To reach this goal, the consortium associates four partners with skills that are highly complementary to fulfill different tasks of this interdisciplinary project that comprises advanced magnetic spectroscopies, computational modeling as well as other biophysical techniques for the functional aspects. We will combine two complementary nitroxide-based MR spectroscopies: Site Directed Spin Labeling SDSL-EPR (Partner 1) and Paramagnetic Relaxation Enhancement/Interference PRE/PRI-NMR (Partner 2) to study the structural determinants of Tau without/with specific phosphorylation related to its capacity to bind to tubulin and/or MTs (functional aspects, Partner 3). Computational modeling will be used both to guide the strategy of spin labeling and to generate a conformational landscape of Tau/MTs interface at the atomic scale that will integrate the information from spectroscopies (Partner 4). The feasibility of this project is ensured by the expertise of each partner from the experimental, theoretical and thematic point of views associated with the availability of their infrastructures.

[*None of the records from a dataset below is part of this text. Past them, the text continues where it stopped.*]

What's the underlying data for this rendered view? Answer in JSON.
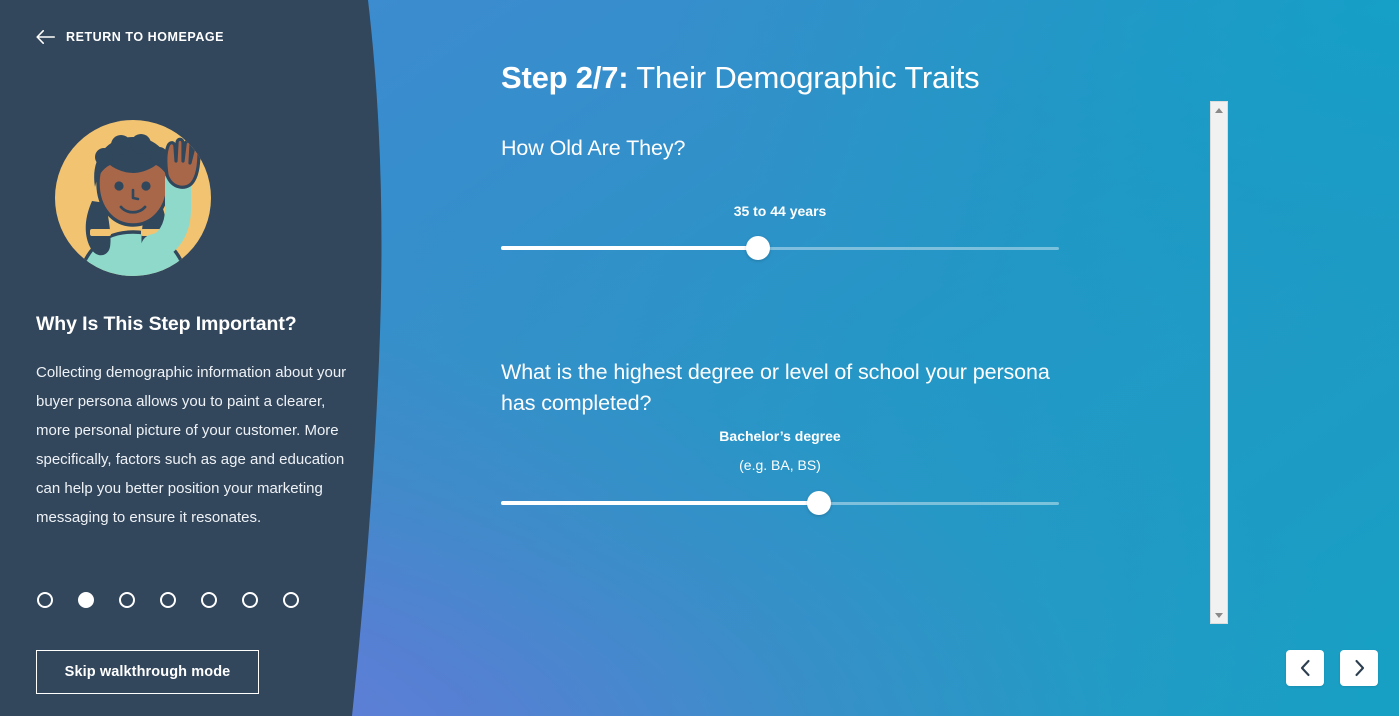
{
  "sidebar": {
    "return_link": {
      "label": "RETURN TO HOMEPAGE",
      "icon": "arrow-left-icon"
    },
    "illustration": {
      "name": "waving-person-illustration",
      "circle_color": "#f2c471",
      "skin_color": "#a9674a",
      "hair_color": "#31475c",
      "shirt_color": "#8fd9cb"
    },
    "heading": "Why Is This Step Important?",
    "body": "Collecting demographic information about your buyer persona allows you to paint a clearer, more personal picture of your customer. More specifically, factors such as age and education can help you better position your marketing messaging to ensure it resonates.",
    "steps": {
      "total": 7,
      "active_index": 2,
      "dots": [
        1,
        2,
        3,
        4,
        5,
        6,
        7
      ]
    },
    "skip_button_label": "Skip walkthrough mode",
    "background_color": "#32465c"
  },
  "main": {
    "title": {
      "step_prefix": "Step 2/7:",
      "step_name": " Their Demographic Traits"
    },
    "questions": [
      {
        "text": "How Old Are They?",
        "value_label": "35 to 44 years",
        "value_sub_label": "",
        "slider_percent": 46
      },
      {
        "text": "What is the highest degree or level of school your persona has completed?",
        "value_label": "Bachelor’s degree",
        "value_sub_label": "(e.g. BA, BS)",
        "slider_percent": 57
      }
    ]
  },
  "scrollbar": {
    "up_arrow": "scroll-up-arrow-icon",
    "down_arrow": "scroll-down-arrow-icon"
  },
  "nav": {
    "previous_label": "‹",
    "next_label": "›"
  },
  "colors": {
    "sidebar_bg": "#32465c",
    "gradient_top_right": "#16a0c4",
    "gradient_bottom_left": "#6679d6",
    "accent_white": "#ffffff",
    "nav_chevron": "#2c3e50"
  }
}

The combination of our expertise is unique and should give us a competitive advantage to bring new ideas in this field. Thanks to our association, we will represent the most advanced consortium working on the topic of Tau and the effect of site-specific phosphorylation on its interaction with MTs, combining structural, computational and functional studies. In conclusion, MAGNETAU will focus on one particular case-study where precise insight into the conformational ensemble is a clear missing link for understanding biological function. On the long term, the methodology of this project will contribute to a better description of conformational ensembles in large biological complexes, by maximizing the amount of spectral information to implement molecular dynamics, allowing to resolve how biopolymers such as IDPs are functional. We think that the association of our expertise could inspire other groups working in the field of IDPs and their interaction to biological partners.